Step 9: Connect to Exchange Online PowerShell

  • Open Windows PowerShell as Administrator
  • Run the following commands
# Install Exchange Online Management module if not already installed
Install-Module -Name ExchangeOnlineManagement -Force -AllowClobber

# Import the module
Import-Module ExchangeOnlineManagement

# Connect to Exchange Online
Connect-ExchangeOnline

Step 10: Create Service Principal

Using the values from your app registration, create the service principal:

# Define variables (replace with your actual values)

$AppId = "YOUR_APPLICATION_CLIENT_ID"
$ObjectId = "YOUR_APPS_SERVICE_PRINCIPAL_OBJECT_ID" # Get this from the Enterprise Applications screen in Entra ID. This is not the ObjectID of your App Registration!

# Create Service Principal
New-ServicePrincipal -AppId $AppId -ObjectId $ObjectId -DisplayName "PingCastle-Email"

Step 11: Create Management Scope

Create a management scope that restricts access to only the PingCastle shared mailbox:

# Create Management Scope  
$EmailAddress = "pingcastle@stealthbitslab.com" # The email address of the shared mailbox
New-ManagementScope -Name "PingCastle-Email-Scope" -RecipientRestrictionFilter "EmailAddresses -eq '$EmailAddress'"

Step 12: Assign Application Role

Assign the Application Mail.Send role to the service principal with the custom scope:

# Create Role Assignment
$ObjectId = "" # The Exchange Service Principal Object Id (This is output in Step 10)
New-ManagementRoleAssignment -Role "Application Mail.Send" -App $ObjectId -CustomResourceScope "PingCastle-Email-Scope"

Part 4: Test Configuration

Step 13: Test Service Principal Authorization

Verify the configuration works correctly:

# Test Service Principal Authorization
$EmailAddress = "pingcastle@stealthbitslab.com" # The email address of the shared mailbox
$ObjectId = "" # The Exchange Service Principal Object Id (This is output in Step 10)
 
Test-ServicePrincipalAuthorization -Identity $ObjectId -Resource $EmailAddress

Expected Output:

  • RoleName: Application Mail.Send
  • InScope: True

Step 14: Verify Scope Restriction

Test that the service principal cannot access other mailboxes:

# Test Service Principal Authorization
$EmailAddress = "" # A random email that the application should not be able to send as.
$ObjectId = "" # The Exchange Service Principal Object Id (This is output in Step 10)
 
Test-ServicePrincipalAuthorization -Identity $ObjectId -Resource $EmailAddress
1 Like
9

Hello Joe,

Super, thanks a lot!

Thank you for your feedback and for sharing all these details.
We will review everything and get back to you as soon as possible.

Have a great day!

1 Like
10

Hello,

First of all, please accept my apologies for the delay in getting back to you. With the summer holidays and a complex restart afterwards, our response took a little longer than expected.

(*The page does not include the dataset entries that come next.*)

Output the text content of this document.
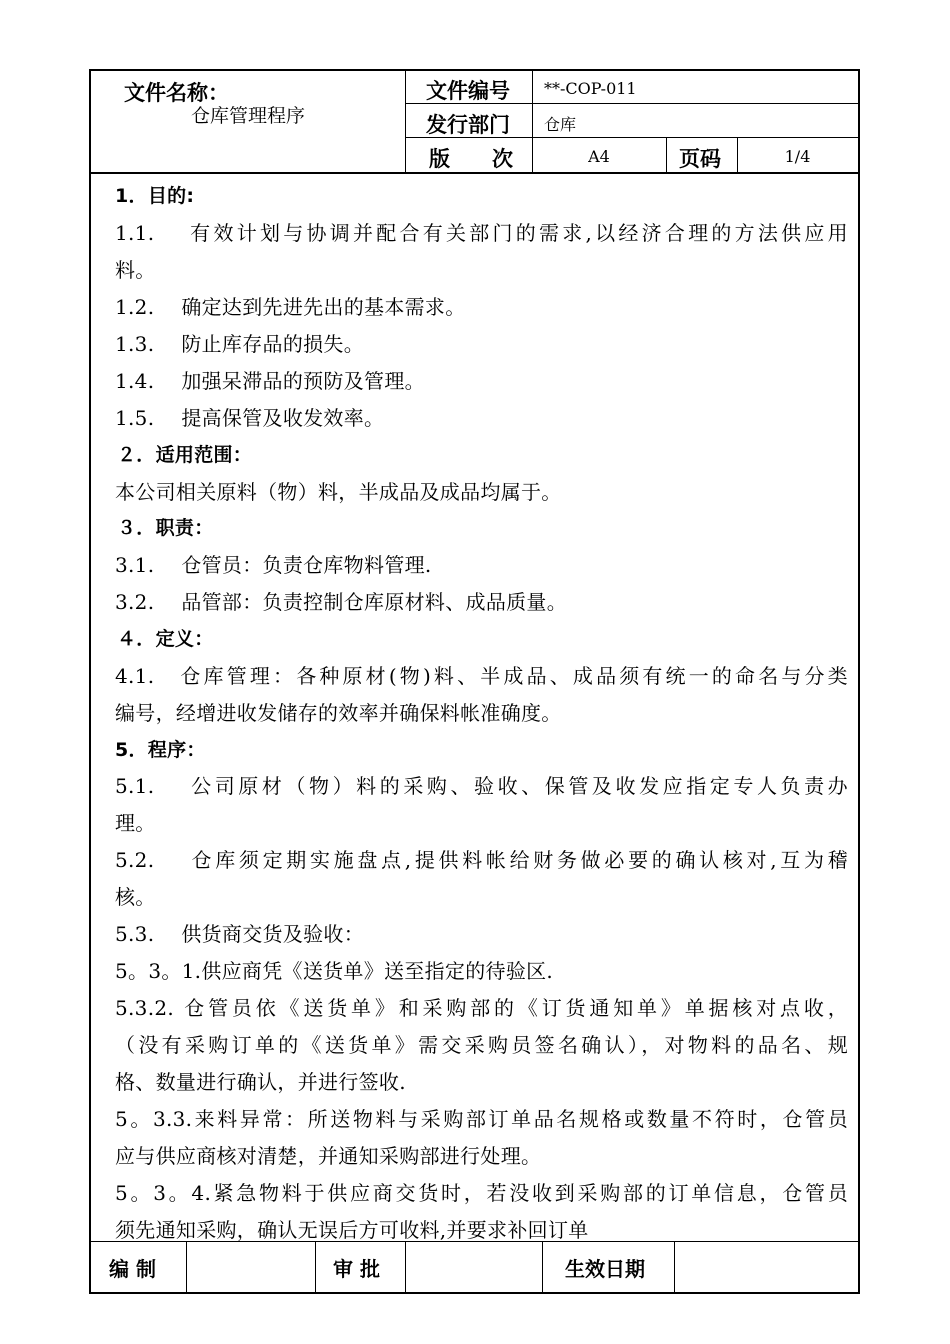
文件名称：
仓库管理程序
文件编号 **-COP-011
发行部门 仓库
版　　次	A4	页码	1/4
1．目的:
1.1.　 有效计划与协调并配合有关部门的需求,以经济合理的方法供应用
料。
1.2.　 确定达到先进先出的基本需求。
1.3.　 防止库存品的损失。
1.4.　 加强呆滞品的预防及管理。
1.5.　 提高保管及收发效率。
２．适用范围：
本公司相关原料（物）料，半成品及成品均属于。
３．职责：
3.1.　 仓管员：负责仓库物料管理.
3.2.　 品管部：负责控制仓库原材料、成品质量。
４．定义：
4.1.　仓库管理：各种原材(物)料、半成品、成品须有统一的命名与分类
编号，经增进收发储存的效率并确保料帐准确度。
5．程序：
5.1.　 公司原材（物）料的采购、验收、保管及收发应指定专人负责办
理。
5.2.　 仓库须定期实施盘点,提供料帐给财务做必要的确认核对,互为稽
核。
5.3.　 供货商交货及验收：
5。3。1.供应商凭《送货单》送至指定的待验区.
5.3.2. 仓管员依《送货单》和采购部的《订货通知单》单据核对点收，
（没有采购订单的《送货单》需交采购员签名确认），对物料的品名、规
格、数量进行确认，并进行签收.
5。3.3.来料异常：所送物料与采购部订单品名规格或数量不符时，仓管员
应与供应商核对清楚，并通知采购部进行处理。
5。3。4.紧急物料于供应商交货时，若没收到采购部的订单信息，仓管员
须先通知采购，确认无误后方可收料,并要求补回订单
编 制	审 批	生效日期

Thank you very much for all the information and guidance you have shared with us so far.
On our side, we have finalized all the required configurations.

We are now waiting for your update regarding the patch deployment.
Please let us know if you need any further details or clarifications from our side.

Best regards,
Roger

11

Assuming everything is smooth our end we will release a new build on Oct 2nd with this and some other enhancements in.

1 Like
12

Super, thanks Joe. We will check, deploy and test it!